A prospective study of the ability of laboratory tests and liver imaging tests to detect hepatic metastases was performed. Eighty patients at risk for hepatic metastases but without clinical evidence of disease were tested with 13 laboratory tests and three liver imaging tests. No single laboratory test had greater than 65% accuracy in the detection of hepatic lesions. No combination of the laboratory tests increased this accuracy. If the laboratory tests were used with one of the liver imaging tests, the accuracy was improved in some combinations to 76%. The CEA assay when analyzed in patients with colorectal primaries had an accuracy of 79%. The results show that the laboratory tests alone are not sufficiently accurate to detect liver metastases. Additional accuracy can be obtained by the combined use of a single liver imaging test and selected laboratory tests. Use of all the liver imaging tests and laboratory tests lowers the accuracy and increases the expense and thus is unnecessary.
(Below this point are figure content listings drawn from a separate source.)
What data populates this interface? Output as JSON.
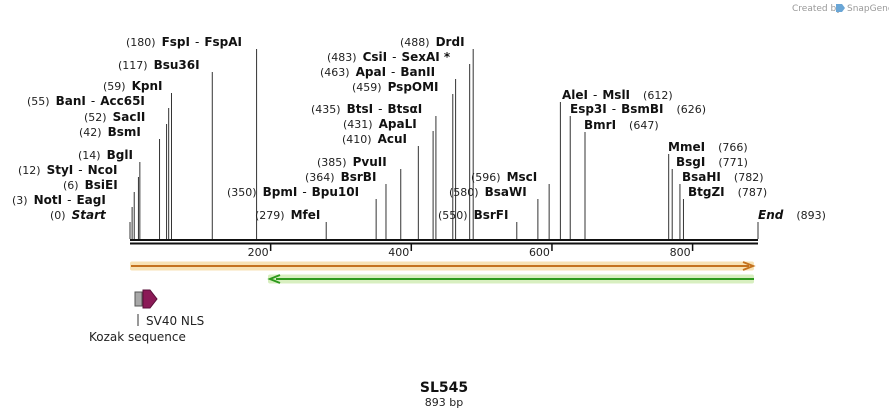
{
  "credit": {
    "text": "Created by",
    "brand": "SnapGene",
    "logo_icon": "snapgene-logo-icon"
  },
  "title": "SL545",
  "subtitle": "893 bp",
  "sequence_length": 893,
  "ruler_ticks": [
    "200",
    "400",
    "600",
    "800"
  ],
  "features": [
    {
      "id": "f1",
      "label": "SV40 NLS",
      "type": "cds-arrow",
      "color": "#8b1a57"
    },
    {
      "id": "f2",
      "label": "Kozak sequence",
      "type": "box",
      "color": "#9e9e9e"
    },
    {
      "id": "f3",
      "label": "",
      "type": "forward-arrow",
      "color": "#e8a33a"
    },
    {
      "id": "f4",
      "label": "",
      "type": "reverse-arrow",
      "color": "#2e9a1e"
    }
  ],
  "sites": [
    {
      "pos": "(0)",
      "names": [
        "Start"
      ],
      "italic": true,
      "bp": 0
    },
    {
      "pos": "(3)",
      "names": [
        "NotI",
        "EagI"
      ],
      "bp": 3
    },
    {
      "pos": "(6)",
      "names": [
        "BsiEI"
      ],
      "bp": 6
    },
    {
      "pos": "(12)",
      "names": [
        "StyI",
        "NcoI"
      ],
      "bp": 12
    },
    {
      "pos": "(14)",
      "names": [
        "BglI"
      ],
      "bp": 14
    },
    {
      "pos": "(42)",
      "names": [
        "BsmI"
      ],
      "bp": 42
    },
    {
      "pos": "(52)",
      "names": [
        "SacII"
      ],
      "bp": 52
    },
    {
      "pos": "(55)",
      "names": [
        "BanI",
        "Acc65I"
      ],
      "bp": 55
    },
    {
      "pos": "(59)",
      "names": [
        "KpnI"
      ],
      "bp": 59
    },
    {
      "pos": "(117)",
      "names": [
        "Bsu36I"
      ],
      "bp": 117
    },
    {
      "pos": "(180)",
      "names": [
        "FspI",
        "FspAI"
      ],
      "bp": 180
    },
    {
      "pos": "(279)",
      "names": [
        "MfeI"
      ],
      "bp": 279
    },
    {
      "pos": "(350)",
      "names": [
        "BpmI",
        "Bpu10I"
      ],
      "bp": 350
    },
    {
      "pos": "(364)",
      "names": [
        "BsrBI"
      ],
      "bp": 364
    },
    {
      "pos": "(385)",
      "names": [
        "PvuII"
      ],
      "bp": 385
    },
    {
      "pos": "(410)",
      "names": [
        "AcuI"
      ],
      "bp": 410
    },
    {
      "pos": "(431)",
      "names": [
        "ApaLI"
      ],
      "bp": 431
    },
    {
      "pos": "(435)",
      "names": [
        "BtsI",
        "BtsαI"
      ],
      "bp": 435
    },
    {
      "pos": "(459)",
      "names": [
        "PspOMI"
      ],
      "bp": 459
    },
    {
      "pos": "(463)",
      "names": [
        "ApaI",
        "BanII"
      ],
      "bp": 463
    },
    {
      "pos": "(483)",
      "names": [
        "CsiI",
        "SexAI *"
      ],
      "bp": 483
    },
    {
      "pos": "(488)",
      "names": [
        "DrdI"
      ],
      "bp": 488
    },
    {
      "pos": "(550)",
      "names": [
        "BsrFI"
      ],
      "bp": 550
    },
    {
      "pos": "(580)",
      "names": [
        "BsaWI"
      ],
      "bp": 580
    },
    {
      "pos": "(596)",
      "names": [
        "MscI"
      ],
      "bp": 596
    },
    {
      "pos": "(612)",
      "names": [
        "AleI",
        "MslI"
      ],
      "bp": 612
    },
    {
      "pos": "(626)",
      "names": [
        "Esp3I",
        "BsmBI"
      ],
      "bp": 626
    },
    {
      "pos": "(647)",
      "names": [
        "BmrI"
      ],
      "bp": 647
    },
    {
      "pos": "(766)",
      "names": [
        "MmeI"
      ],
      "bp": 766
    },
    {
      "pos": "(771)",
      "names": [
        "BsgI"
      ],
      "bp": 771
    },
    {
      "pos": "(782)",
      "names": [
        "BsaHI"
      ],
      "bp": 782
    },
    {
      "pos": "(787)",
      "names": [
        "BtgZI"
      ],
      "bp": 787
    },
    {
      "pos": "(893)",
      "names": [
        "End"
      ],
      "italic": true,
      "bp": 893
    }
  ]
}
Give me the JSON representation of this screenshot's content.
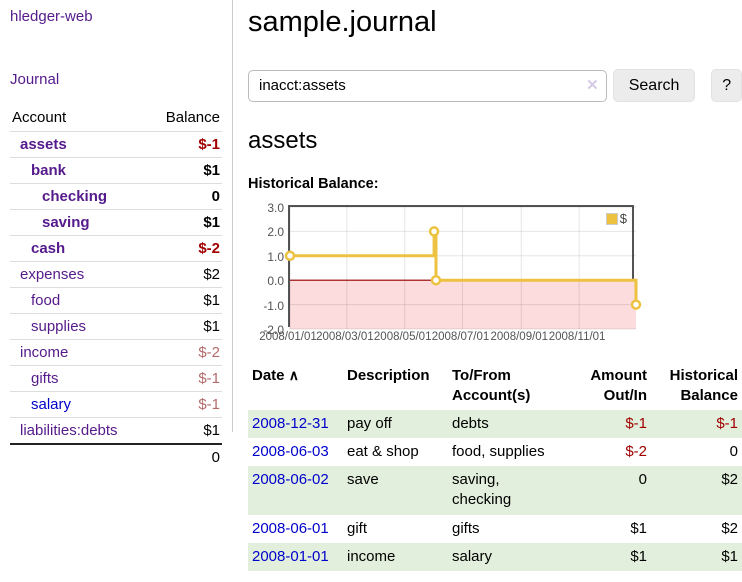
{
  "sidebar": {
    "brand": "hledger-web",
    "nav_journal": "Journal",
    "accounts": {
      "headers": {
        "account": "Account",
        "balance": "Balance"
      },
      "rows": [
        {
          "name": "assets",
          "balance": "$-1"
        },
        {
          "name": "bank",
          "balance": "$1"
        },
        {
          "name": "checking",
          "balance": "0"
        },
        {
          "name": "saving",
          "balance": "$1"
        },
        {
          "name": "cash",
          "balance": "$-2"
        },
        {
          "name": "expenses",
          "balance": "$2"
        },
        {
          "name": "food",
          "balance": "$1"
        },
        {
          "name": "supplies",
          "balance": "$1"
        },
        {
          "name": "income",
          "balance": "$-2"
        },
        {
          "name": "gifts",
          "balance": "$-1"
        },
        {
          "name": "salary",
          "balance": "$-1"
        },
        {
          "name": "liabilities:debts",
          "balance": "$1"
        }
      ],
      "total": "0"
    }
  },
  "main": {
    "title": "sample.journal",
    "search": {
      "value": "inacct:assets",
      "button": "Search",
      "help": "?"
    },
    "account_heading": "assets",
    "chart_label": "Historical Balance:"
  },
  "icons": {
    "clear_search": "✕",
    "sort_asc": "∧"
  },
  "chart_data": {
    "type": "line",
    "title": "Historical Balance:",
    "step": true,
    "ylim": [
      -2,
      3
    ],
    "y_ticks": [
      3.0,
      2.0,
      1.0,
      0.0,
      -1.0,
      -2.0
    ],
    "xlim_days": [
      0,
      365
    ],
    "x_tick_days": [
      0,
      60,
      121,
      182,
      244,
      305
    ],
    "x_tick_labels": [
      "2008/01/01",
      "2008/03/01",
      "2008/05/01",
      "2008/07/01",
      "2008/09/01",
      "2008/11/01"
    ],
    "series": [
      {
        "name": "$",
        "color": "#edc240",
        "points": [
          {
            "date": "2008-01-01",
            "x_day": 0,
            "y": 1
          },
          {
            "date": "2008-06-01",
            "x_day": 152,
            "y": 2
          },
          {
            "date": "2008-06-03",
            "x_day": 154,
            "y": 0
          },
          {
            "date": "2008-12-31",
            "x_day": 365,
            "y": -1
          }
        ]
      }
    ],
    "legend_position": "top-right",
    "grid": true,
    "negative_region_fill": "#fcdcdc",
    "zero_line_color": "#990000",
    "border_color": "#545454"
  },
  "register": {
    "headers": {
      "date": "Date",
      "description": "Description",
      "accounts": "To/From Account(s)",
      "amount": "Amount Out/In",
      "balance": "Historical Balance"
    },
    "rows": [
      {
        "date": "2008-12-31",
        "description": "pay off",
        "accounts": "debts",
        "amount": "$-1",
        "balance": "$-1"
      },
      {
        "date": "2008-06-03",
        "description": "eat & shop",
        "accounts": "food, supplies",
        "amount": "$-2",
        "balance": "0"
      },
      {
        "date": "2008-06-02",
        "description": "save",
        "accounts": "saving, checking",
        "amount": "0",
        "balance": "$2"
      },
      {
        "date": "2008-06-01",
        "description": "gift",
        "accounts": "gifts",
        "amount": "$1",
        "balance": "$2"
      },
      {
        "date": "2008-01-01",
        "description": "income",
        "accounts": "salary",
        "amount": "$1",
        "balance": "$1"
      }
    ]
  }
}
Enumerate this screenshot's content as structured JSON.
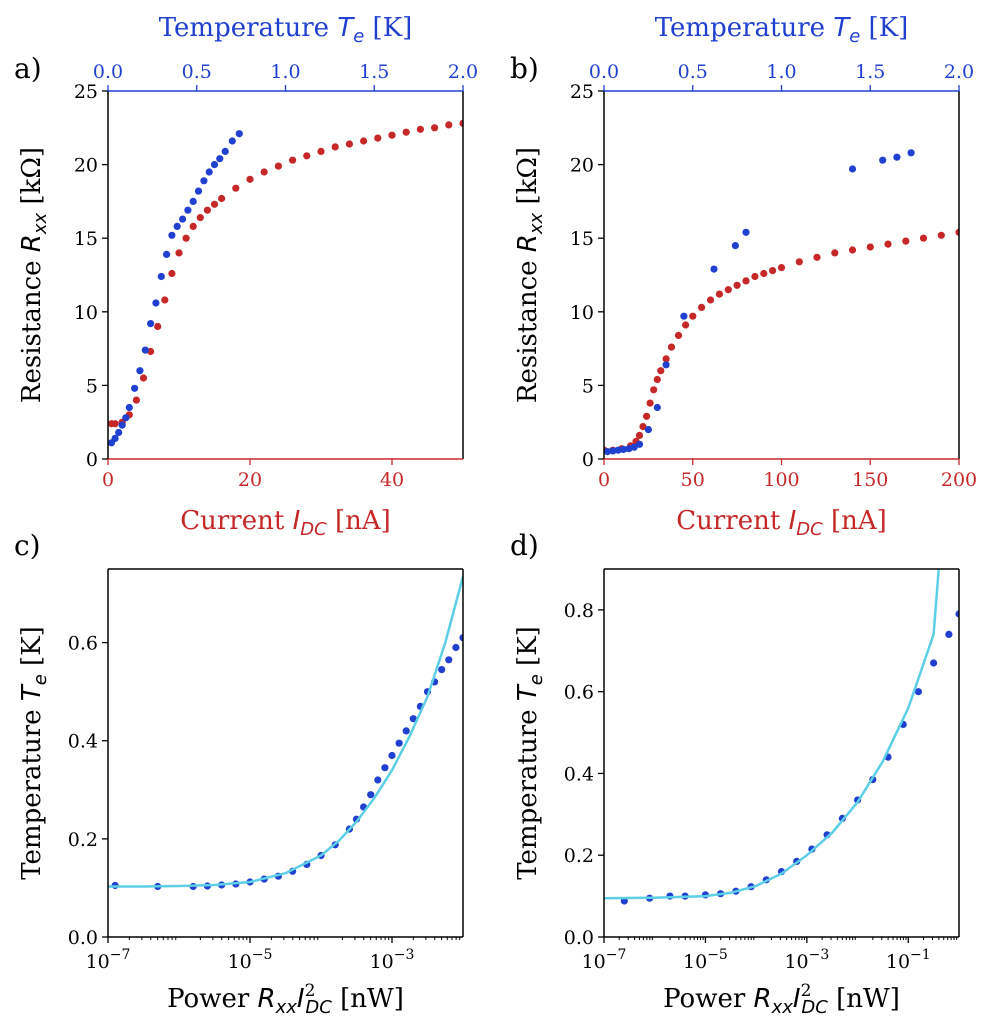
{
  "colors": {
    "red": "#c62828",
    "blue": "#2040d0",
    "cyan": "#5ccfe6",
    "black": "#000000"
  },
  "chart_data": [
    {
      "panel": "a)",
      "type": "scatter",
      "xlabel": "Current",
      "xlabel_sym": "I",
      "xlabel_sub": "DC",
      "xlabel_unit": "[nA]",
      "ylabel": "Resistance",
      "ylabel_sym": "R",
      "ylabel_sub": "xx",
      "ylabel_unit": "[kΩ]",
      "toplabel": "Temperature",
      "toplabel_sym": "T",
      "toplabel_sub": "e",
      "toplabel_unit": "[K]",
      "xlim": [
        0,
        50
      ],
      "ylim": [
        0,
        25
      ],
      "toplim": [
        0,
        2
      ],
      "xticks": [
        "0",
        "20",
        "40"
      ],
      "yticks": [
        "0",
        "5",
        "10",
        "15",
        "20",
        "25"
      ],
      "topticks": [
        "0.0",
        "0.5",
        "1.0",
        "1.5",
        "2.0"
      ],
      "series": [
        {
          "name": "R vs I_DC",
          "color": "red",
          "x": [
            0.5,
            1,
            2,
            3,
            4,
            5,
            6,
            7,
            8,
            9,
            10,
            11,
            12,
            13,
            14,
            15,
            16,
            18,
            20,
            22,
            24,
            26,
            28,
            30,
            32,
            34,
            36,
            38,
            40,
            42,
            44,
            46,
            48,
            50
          ],
          "y": [
            2.4,
            2.4,
            2.5,
            3.0,
            4.0,
            5.5,
            7.3,
            9.0,
            10.8,
            12.6,
            14.0,
            15.0,
            15.8,
            16.4,
            16.9,
            17.3,
            17.7,
            18.4,
            19.0,
            19.5,
            19.9,
            20.3,
            20.6,
            20.9,
            21.2,
            21.4,
            21.6,
            21.8,
            22.0,
            22.2,
            22.4,
            22.5,
            22.7,
            22.8
          ]
        },
        {
          "name": "R vs T_e",
          "color": "blue",
          "x_top": [
            0.02,
            0.04,
            0.06,
            0.08,
            0.1,
            0.12,
            0.15,
            0.18,
            0.21,
            0.24,
            0.27,
            0.3,
            0.33,
            0.36,
            0.39,
            0.42,
            0.45,
            0.48,
            0.51,
            0.54,
            0.57,
            0.6,
            0.63,
            0.66,
            0.7,
            0.74
          ],
          "y": [
            1.1,
            1.4,
            1.8,
            2.3,
            2.8,
            3.5,
            4.8,
            6.0,
            7.4,
            9.2,
            10.6,
            12.4,
            13.9,
            15.2,
            15.8,
            16.3,
            16.9,
            17.5,
            18.2,
            18.9,
            19.5,
            20.0,
            20.4,
            20.9,
            21.6,
            22.1
          ]
        }
      ]
    },
    {
      "panel": "b)",
      "type": "scatter",
      "xlabel": "Current",
      "xlabel_sym": "I",
      "xlabel_sub": "DC",
      "xlabel_unit": "[nA]",
      "ylabel": "Resistance",
      "ylabel_sym": "R",
      "ylabel_sub": "xx",
      "ylabel_unit": "[kΩ]",
      "toplabel": "Temperature",
      "toplabel_sym": "T",
      "toplabel_sub": "e",
      "toplabel_unit": "[K]",
      "xlim": [
        0,
        200
      ],
      "ylim": [
        0,
        25
      ],
      "toplim": [
        0,
        2
      ],
      "xticks": [
        "0",
        "50",
        "100",
        "150",
        "200"
      ],
      "yticks": [
        "0",
        "5",
        "10",
        "15",
        "20",
        "25"
      ],
      "topticks": [
        "0.0",
        "0.5",
        "1.0",
        "1.5",
        "2.0"
      ],
      "series": [
        {
          "name": "R vs I_DC",
          "color": "red",
          "x": [
            0,
            5,
            10,
            15,
            18,
            20,
            22,
            24,
            26,
            28,
            30,
            32,
            35,
            38,
            42,
            46,
            50,
            55,
            60,
            65,
            70,
            75,
            80,
            85,
            90,
            95,
            100,
            110,
            120,
            130,
            140,
            150,
            160,
            170,
            180,
            190,
            200
          ],
          "y": [
            0.6,
            0.6,
            0.7,
            0.9,
            1.2,
            1.6,
            2.2,
            2.9,
            3.8,
            4.7,
            5.4,
            6.0,
            6.8,
            7.6,
            8.4,
            9.1,
            9.7,
            10.3,
            10.8,
            11.2,
            11.5,
            11.8,
            12.1,
            12.4,
            12.6,
            12.8,
            13.0,
            13.4,
            13.7,
            14.0,
            14.2,
            14.4,
            14.6,
            14.8,
            15.0,
            15.2,
            15.4
          ]
        },
        {
          "name": "R vs T_e",
          "color": "blue",
          "x_top": [
            0.02,
            0.05,
            0.08,
            0.11,
            0.14,
            0.17,
            0.2,
            0.25,
            0.3,
            0.35,
            0.45,
            0.62,
            0.74,
            0.8,
            1.4,
            1.57,
            1.65,
            1.73
          ],
          "y": [
            0.5,
            0.55,
            0.6,
            0.65,
            0.7,
            0.8,
            1.0,
            2.0,
            3.5,
            6.4,
            9.7,
            12.9,
            14.5,
            15.4,
            19.7,
            20.3,
            20.5,
            20.8
          ]
        }
      ]
    },
    {
      "panel": "c)",
      "type": "scatter",
      "xscale": "log",
      "xlabel": "Power",
      "xlabel_sym": "R",
      "xlabel_sub": "xx",
      "xlabel_sym2": "I",
      "xlabel_sub2": "DC",
      "xlabel_sup2": "2",
      "xlabel_unit": "[nW]",
      "ylabel": "Temperature",
      "ylabel_sym": "T",
      "ylabel_sub": "e",
      "ylabel_unit": "[K]",
      "xlim_log10": [
        -7,
        -2
      ],
      "ylim": [
        0,
        0.75
      ],
      "xticks_exp": [
        "-7",
        "-5",
        "-3"
      ],
      "xticks_log10": [
        -7,
        -5,
        -3
      ],
      "yticks": [
        "0.0",
        "0.2",
        "0.4",
        "0.6"
      ],
      "series": [
        {
          "name": "data",
          "color": "blue",
          "log10x": [
            -6.9,
            -6.3,
            -5.8,
            -5.6,
            -5.4,
            -5.2,
            -5.0,
            -4.8,
            -4.6,
            -4.4,
            -4.2,
            -4.0,
            -3.8,
            -3.6,
            -3.5,
            -3.4,
            -3.3,
            -3.2,
            -3.1,
            -3.0,
            -2.9,
            -2.8,
            -2.7,
            -2.6,
            -2.5,
            -2.4,
            -2.3,
            -2.2,
            -2.1,
            -2.0
          ],
          "y": [
            0.105,
            0.103,
            0.103,
            0.104,
            0.106,
            0.108,
            0.112,
            0.118,
            0.124,
            0.134,
            0.148,
            0.166,
            0.188,
            0.22,
            0.24,
            0.265,
            0.29,
            0.32,
            0.345,
            0.37,
            0.395,
            0.42,
            0.445,
            0.47,
            0.5,
            0.52,
            0.545,
            0.565,
            0.59,
            0.61
          ]
        },
        {
          "name": "fit",
          "color": "cyan",
          "line": true,
          "log10x": [
            -7.0,
            -6.5,
            -6.0,
            -5.5,
            -5.0,
            -4.5,
            -4.0,
            -3.75,
            -3.5,
            -3.25,
            -3.0,
            -2.75,
            -2.5,
            -2.25,
            -2.0
          ],
          "y": [
            0.103,
            0.103,
            0.104,
            0.106,
            0.112,
            0.13,
            0.166,
            0.196,
            0.235,
            0.283,
            0.34,
            0.41,
            0.49,
            0.6,
            0.735
          ]
        }
      ]
    },
    {
      "panel": "d)",
      "type": "scatter",
      "xscale": "log",
      "xlabel": "Power",
      "xlabel_sym": "R",
      "xlabel_sub": "xx",
      "xlabel_sym2": "I",
      "xlabel_sub2": "DC",
      "xlabel_sup2": "2",
      "xlabel_unit": "[nW]",
      "ylabel": "Temperature",
      "ylabel_sym": "T",
      "ylabel_sub": "e",
      "ylabel_unit": "[K]",
      "xlim_log10": [
        -7,
        0
      ],
      "ylim": [
        0,
        0.9
      ],
      "xticks_exp": [
        "-7",
        "-5",
        "-3",
        "-1"
      ],
      "xticks_log10": [
        -7,
        -5,
        -3,
        -1
      ],
      "yticks": [
        "0.0",
        "0.2",
        "0.4",
        "0.6",
        "0.8"
      ],
      "series": [
        {
          "name": "data",
          "color": "blue",
          "log10x": [
            -6.6,
            -6.1,
            -5.7,
            -5.4,
            -5.0,
            -4.7,
            -4.4,
            -4.1,
            -3.8,
            -3.5,
            -3.2,
            -2.9,
            -2.6,
            -2.3,
            -2.0,
            -1.7,
            -1.4,
            -1.1,
            -0.8,
            -0.5,
            -0.2,
            0.0
          ],
          "y": [
            0.088,
            0.095,
            0.1,
            0.1,
            0.103,
            0.106,
            0.112,
            0.123,
            0.14,
            0.16,
            0.185,
            0.215,
            0.25,
            0.29,
            0.335,
            0.385,
            0.44,
            0.52,
            0.6,
            0.67,
            0.74,
            0.79
          ]
        },
        {
          "name": "fit",
          "color": "cyan",
          "line": true,
          "log10x": [
            -7.0,
            -6.0,
            -5.0,
            -4.5,
            -4.0,
            -3.5,
            -3.0,
            -2.5,
            -2.0,
            -1.5,
            -1.0,
            -0.5,
            -0.4
          ],
          "y": [
            0.095,
            0.096,
            0.1,
            0.108,
            0.125,
            0.155,
            0.2,
            0.255,
            0.33,
            0.43,
            0.56,
            0.74,
            0.9
          ]
        }
      ]
    }
  ]
}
开展了一项关于实验室检查和肝脏影像学检查检测肝转移能力的前瞻性研究。对80例有肝转移风险但无疾病临床证据的患者进行了13项实验室检查和3项肝脏影像学检查。没有任何一项实验室检查在检测肝病变方面的准确率超过65%。实验室检查的任何组合都没有提高这一准确率。如果将实验室检查与一项肝脏影像学检查联合使用,某些组合的准确率可提高到76%。对原发性结直肠癌患者进行癌胚抗原(CEA)检测时,准确率为79%。结果表明,仅靠实验室检查检测肝转移的准确性不足。通过联合使用一项肝脏影像学检查和选定的实验室检查可提高准确率。使用所有肝脏影像学检查和实验室检查会降低准确率,增加费用,因此并无必要。